Discussion and Conclusion
Based on the above studies, EMS providers lack the skill, education, and equipment to safely transport pediatric patients. Ambulance crashes occur an estimated 6500 times per year (O’Neil et al., 2014). Using improper restraining devices for the patient could lead to a catastrophic and unnecessary injury. Pediatric specialty teams carry all the necessary equipment for monitoring, treatment administration, and safety restraints (Vos et al., 2004). Blood pressure is a critical vital sign to document for pediatric patients as it may alert the care provider to the patient going into shock before other vital signs. Blood pressure and capillary refill time are used in the current guidelines for the treatment of shock in pediatric patients (Han et al., 2003).
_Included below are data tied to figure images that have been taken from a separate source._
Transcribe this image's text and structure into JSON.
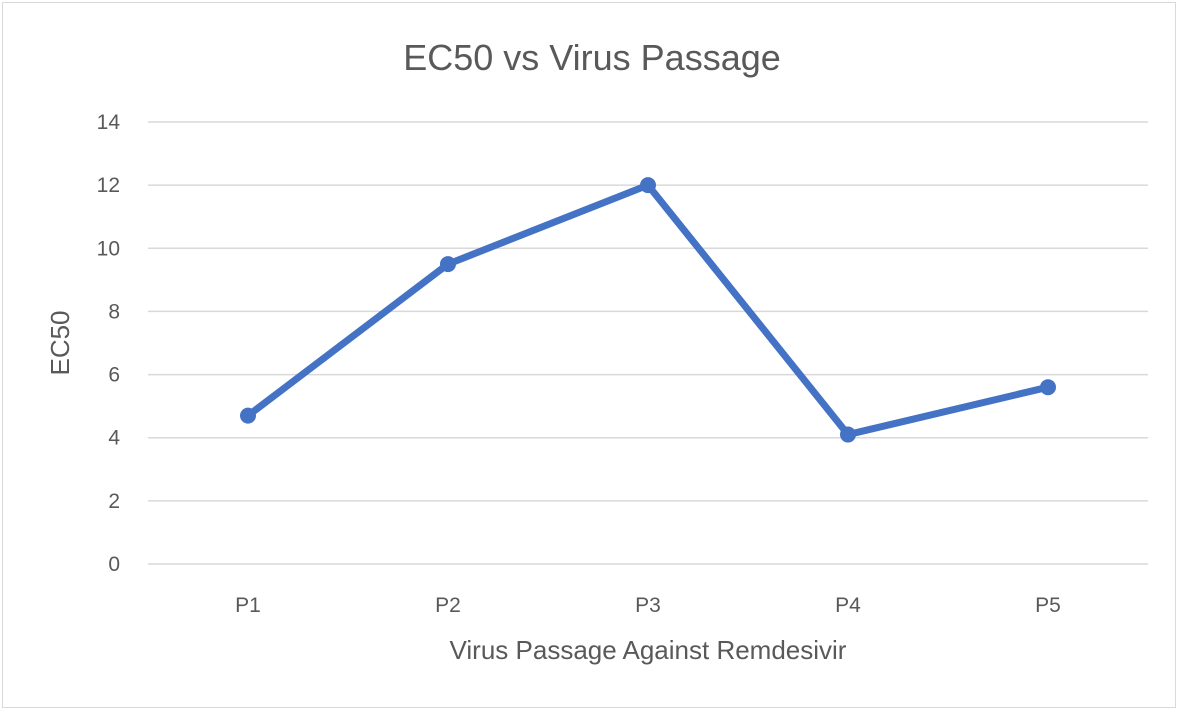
{
  "chart_data": {
    "type": "line",
    "title": "EC50 vs Virus Passage",
    "xlabel": "Virus Passage Against Remdesivir",
    "ylabel": "EC50",
    "categories": [
      "P1",
      "P2",
      "P3",
      "P4",
      "P5"
    ],
    "series": [
      {
        "values": [
          4.7,
          9.5,
          12.0,
          4.1,
          5.6
        ]
      }
    ],
    "ylim": [
      0,
      14
    ],
    "yticks": [
      "0",
      "2",
      "4",
      "6",
      "8",
      "10",
      "12",
      "14"
    ],
    "grid": true,
    "legend": "none",
    "colors": {
      "series": "#4472c4",
      "grid": "#d9d9d9",
      "text": "#595959"
    }
  }
}
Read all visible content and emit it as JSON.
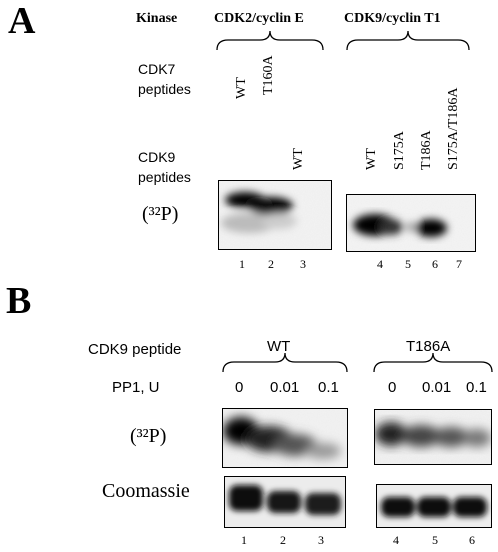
{
  "panelA": {
    "letter": "A",
    "kinase_label": "Kinase",
    "group1_title": "CDK2/cyclin E",
    "group2_title": "CDK9/cyclin T1",
    "cdk7_label_line1": "CDK7",
    "cdk7_label_line2": "peptides",
    "cdk7_lanes": [
      "WT",
      "T160A"
    ],
    "cdk9_label_line1": "CDK9",
    "cdk9_label_line2": "peptides",
    "cdk9_lane3": "WT",
    "cdk9_lanes_group2": [
      "WT",
      "S175A",
      "T186A",
      "S175A/T186A"
    ],
    "blot_label": "(³²P)",
    "lane_numbers": [
      "1",
      "2",
      "3",
      "4",
      "5",
      "6",
      "7"
    ]
  },
  "panelB": {
    "letter": "B",
    "cdk9_peptide_label": "CDK9 peptide",
    "group1_title": "WT",
    "group2_title": "T186A",
    "pp1_label": "PP1, U",
    "pp1_doses_group1": [
      "0",
      "0.01",
      "0.1"
    ],
    "pp1_doses_group2": [
      "0",
      "0.01",
      "0.1"
    ],
    "blot_label": "(³²P)",
    "coomassie_label": "Coomassie",
    "lane_numbers_group1": [
      "1",
      "2",
      "3"
    ],
    "lane_numbers_group2": [
      "4",
      "5",
      "6"
    ]
  }
}
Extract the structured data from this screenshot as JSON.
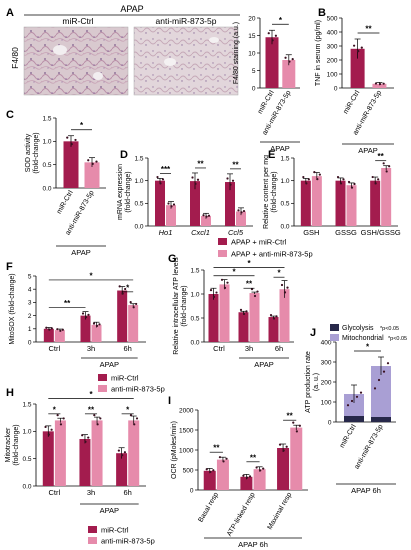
{
  "colors": {
    "dark": "#a31c4e",
    "light": "#e68bab",
    "mito": "#a99fd4",
    "glyco": "#27284a",
    "point": "#3a1020"
  },
  "panels": {
    "A": "A",
    "B": "B",
    "C": "C",
    "D": "D",
    "E": "E",
    "F": "F",
    "G": "G",
    "H": "H",
    "I": "I",
    "J": "J"
  },
  "panel_a_header": "APAP",
  "panel_a_label_mirctrl": "miR-Ctrl",
  "panel_a_label_anti": "anti-miR-873-5p",
  "panel_a_side_label": "F4/80",
  "groups": {
    "mirctrl": "miR-Ctrl",
    "anti": "anti-miR-873-5p"
  },
  "apap": "APAP",
  "apap6h": "APAP 6h",
  "legend_DE": {
    "dark": "APAP + miR-Ctrl",
    "light": "APAP + anti-miR-873-5p"
  },
  "chart_data": [
    {
      "id": "A",
      "type": "bar",
      "ylabel": "F4/80 staining (a.u.)",
      "ylim": [
        0,
        20
      ],
      "yticks": [
        "0",
        "5",
        "10",
        "15",
        "20"
      ],
      "categories": [
        "miR-Ctrl",
        "anti-miR-873-5p"
      ],
      "values": [
        14.5,
        8
      ],
      "errors": [
        2,
        1.5
      ],
      "annotation": "*",
      "group_label": "APAP"
    },
    {
      "id": "B",
      "type": "bar",
      "ylabel": "TNF in serum (pg/ml)",
      "ylim": [
        0,
        500
      ],
      "yticks": [
        "0",
        "100",
        "200",
        "300",
        "400",
        "500"
      ],
      "categories": [
        "miR-Ctrl",
        "anti-miR-873-5p"
      ],
      "values": [
        280,
        30
      ],
      "errors": [
        70,
        10
      ],
      "annotation": "**",
      "group_label": "APAP"
    },
    {
      "id": "C",
      "type": "bar",
      "ylabel": "SOD activity (fold-change)",
      "ylim": [
        0,
        1.5
      ],
      "yticks": [
        "0.0",
        "0.5",
        "1.0",
        "1.5"
      ],
      "categories": [
        "miR-Ctrl",
        "anti-miR-873-5p"
      ],
      "values": [
        1.0,
        0.55
      ],
      "errors": [
        0.12,
        0.1
      ],
      "annotation": "*",
      "group_label": "APAP"
    },
    {
      "id": "D",
      "type": "bar",
      "ylabel": "mRNA expression (fold-change)",
      "ylim": [
        0,
        1.5
      ],
      "yticks": [
        "0.0",
        "0.5",
        "1.0",
        "1.5"
      ],
      "categories": [
        "Ho1",
        "Cxcl1",
        "Ccl5"
      ],
      "series": [
        {
          "name": "APAP + miR-Ctrl",
          "values": [
            1.0,
            0.99,
            0.97
          ],
          "errors": [
            0.05,
            0.18,
            0.18
          ]
        },
        {
          "name": "APAP + anti-miR-873-5p",
          "values": [
            0.46,
            0.22,
            0.32
          ],
          "errors": [
            0.08,
            0.06,
            0.08
          ]
        }
      ],
      "annotations": [
        "***",
        "**",
        "**"
      ]
    },
    {
      "id": "E",
      "type": "bar",
      "ylabel": "Relative content per mg (fold-change)",
      "ylim": [
        0,
        1.5
      ],
      "yticks": [
        "0.0",
        "0.5",
        "1.0",
        "1.5"
      ],
      "categories": [
        "GSH",
        "GSSG",
        "GSH/GSSG"
      ],
      "series": [
        {
          "name": "APAP + miR-Ctrl",
          "values": [
            1.0,
            1.0,
            1.0
          ],
          "errors": [
            0.05,
            0.06,
            0.08
          ]
        },
        {
          "name": "APAP + anti-miR-873-5p",
          "values": [
            1.1,
            0.9,
            1.28
          ],
          "errors": [
            0.08,
            0.05,
            0.05
          ]
        }
      ],
      "annotations": [
        "",
        "",
        "**"
      ]
    },
    {
      "id": "F",
      "type": "bar",
      "ylabel": "MitoSOX (fold-change)",
      "ylim": [
        0,
        5
      ],
      "yticks": [
        "0",
        "1",
        "2",
        "3",
        "4",
        "5"
      ],
      "categories": [
        "Ctrl",
        "3h",
        "6h"
      ],
      "series": [
        {
          "name": "miR-Ctrl",
          "values": [
            1.0,
            2.0,
            3.9
          ],
          "errors": [
            0.1,
            0.3,
            0.3
          ]
        },
        {
          "name": "anti-miR-873-5p",
          "values": [
            0.9,
            1.3,
            2.8
          ],
          "errors": [
            0.08,
            0.2,
            0.1
          ]
        }
      ],
      "annotations": [
        {
          "text": "*",
          "level": 4.7,
          "from": 0,
          "to": 5
        },
        {
          "text": "**",
          "level": 2.6,
          "from": 0,
          "to": 2
        },
        {
          "text": "*",
          "level": 3.8,
          "from": 4,
          "to": 5
        }
      ],
      "group_label": "APAP"
    },
    {
      "id": "G",
      "type": "bar",
      "ylabel": "Relative intracellular ATP levels (fold-change)",
      "ylim": [
        0,
        1.5
      ],
      "yticks": [
        "0.0",
        "0.5",
        "1.0",
        "1.5"
      ],
      "categories": [
        "Ctrl",
        "3h",
        "6h"
      ],
      "series": [
        {
          "name": "miR-Ctrl",
          "values": [
            1.0,
            0.62,
            0.52
          ],
          "errors": [
            0.12,
            0.02,
            0.02
          ]
        },
        {
          "name": "anti-miR-873-5p",
          "values": [
            1.2,
            1.02,
            1.1
          ],
          "errors": [
            0.1,
            0.02,
            0.18
          ]
        }
      ],
      "annotations": [
        {
          "text": "*",
          "level": 1.55,
          "from": 0,
          "to": 5
        },
        {
          "text": "*",
          "level": 1.38,
          "from": 0,
          "to": 3
        },
        {
          "text": "**",
          "level": 1.12,
          "from": 2,
          "to": 3
        },
        {
          "text": "*",
          "level": 1.35,
          "from": 4,
          "to": 5
        }
      ],
      "group_label": "APAP"
    },
    {
      "id": "H",
      "type": "bar",
      "ylabel": "Mitotracker (fold-change)",
      "ylim": [
        0,
        1.5
      ],
      "yticks": [
        "0.0",
        "0.5",
        "1.0",
        "1.5"
      ],
      "categories": [
        "Ctrl",
        "3h",
        "6h"
      ],
      "series": [
        {
          "name": "miR-Ctrl",
          "values": [
            1.0,
            0.86,
            0.6
          ],
          "errors": [
            0.1,
            0.08,
            0.1
          ]
        },
        {
          "name": "anti-miR-873-5p",
          "values": [
            1.2,
            1.2,
            1.2
          ],
          "errors": [
            0.04,
            0.06,
            0.08
          ]
        }
      ],
      "annotations": [
        {
          "text": "*",
          "level": 1.6,
          "from": 0,
          "to": 5
        },
        {
          "text": "*",
          "level": 1.32,
          "from": 0,
          "to": 1
        },
        {
          "text": "**",
          "level": 1.32,
          "from": 2,
          "to": 3
        },
        {
          "text": "*",
          "level": 1.32,
          "from": 4,
          "to": 5
        }
      ],
      "group_label": "APAP"
    },
    {
      "id": "I",
      "type": "bar",
      "ylabel": "OCR (pMoles/min)",
      "ylim": [
        0,
        2000
      ],
      "yticks": [
        "0",
        "500",
        "1000",
        "1500",
        "2000"
      ],
      "categories": [
        "Basal resp",
        "ATP-linked resp",
        "Maximal resp"
      ],
      "series": [
        {
          "name": "miR-Ctrl",
          "values": [
            480,
            330,
            1050
          ],
          "errors": [
            60,
            60,
            100
          ]
        },
        {
          "name": "anti-miR-873-5p",
          "values": [
            760,
            520,
            1560
          ],
          "errors": [
            60,
            60,
            60
          ]
        }
      ],
      "annotations": [
        "**",
        "**",
        "**"
      ],
      "group_label": "APAP 6h"
    },
    {
      "id": "J",
      "type": "bar",
      "stacked": true,
      "ylabel": "ATP production rate (a. u.)",
      "ylim": [
        0,
        400
      ],
      "yticks": [
        "0",
        "100",
        "200",
        "300",
        "400"
      ],
      "categories": [
        "miR-Ctrl",
        "anti-miR-873-5p"
      ],
      "series": [
        {
          "name": "Glycolysis",
          "values": [
            30,
            25
          ]
        },
        {
          "name": "Mitochondrial",
          "values": [
            110,
            255
          ]
        }
      ],
      "errors": [
        45,
        45
      ],
      "legend": [
        "Glycolysis",
        "Mitochondrial"
      ],
      "legend_notes": [
        "*p<0.05",
        "*p<0.05"
      ],
      "annotation": "*",
      "group_label": "APAP 6h"
    }
  ]
}
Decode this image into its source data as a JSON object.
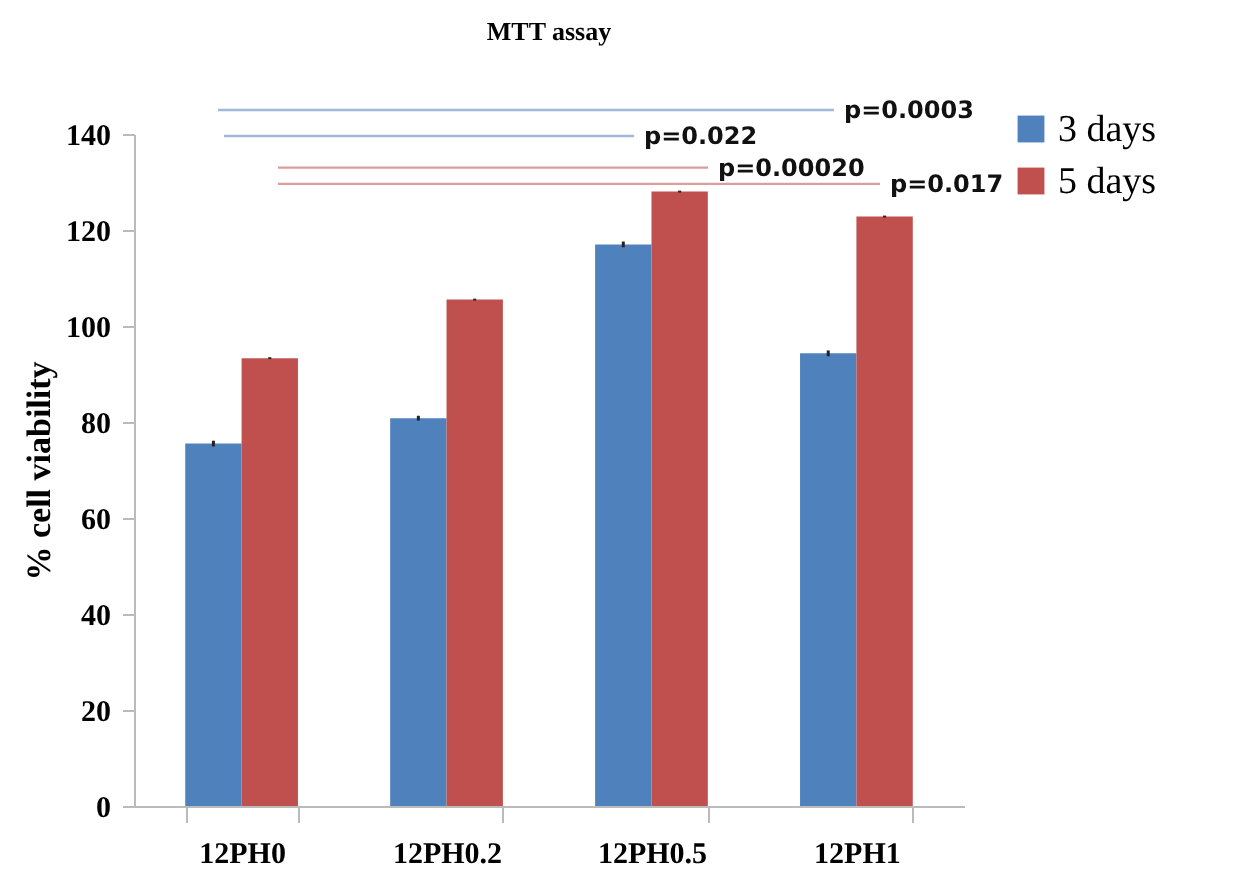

A specialized pediatric team has advanced pediatric assessment skills and may recognize patient decompensation prior to the patient having an unplanned event on transfer (Orr et al., 2009). Specialty teams were noted by Orr et al. (2009) and Vos et al. (2004) to perform more interventions prior to transfer than the non-specialty teams. Stroud et al. (2015) found that patients that received goal-directed therapy, provided by the pediatric specialty team, received increased cardiovascular treatment during transfer and had fewer days in the hospital by 3.5 days.
The patient population and lack of predictability of interfacility transport make it difficult to do random and double blind studies. All studies ranked a B on the AACN Evidence-Level System (Armola et al., 2009). In the late 90s and early 2000s, many studies on pediatric transport were performed. Today, studies on interfacility transfer mainly look at best standards of care, team composition, and transport time. While these are all important, critically ill pediatric patients continue to be transferred by non-specialty teams because it usually expedites the process. Specialty care teams can be expensive and must frequently justify their need to the hospital or service they are owned by (Stroud et al., 2013). By continuing to compare data for specialty teams and improved outcomes will further strengthen the need for pediatric teams.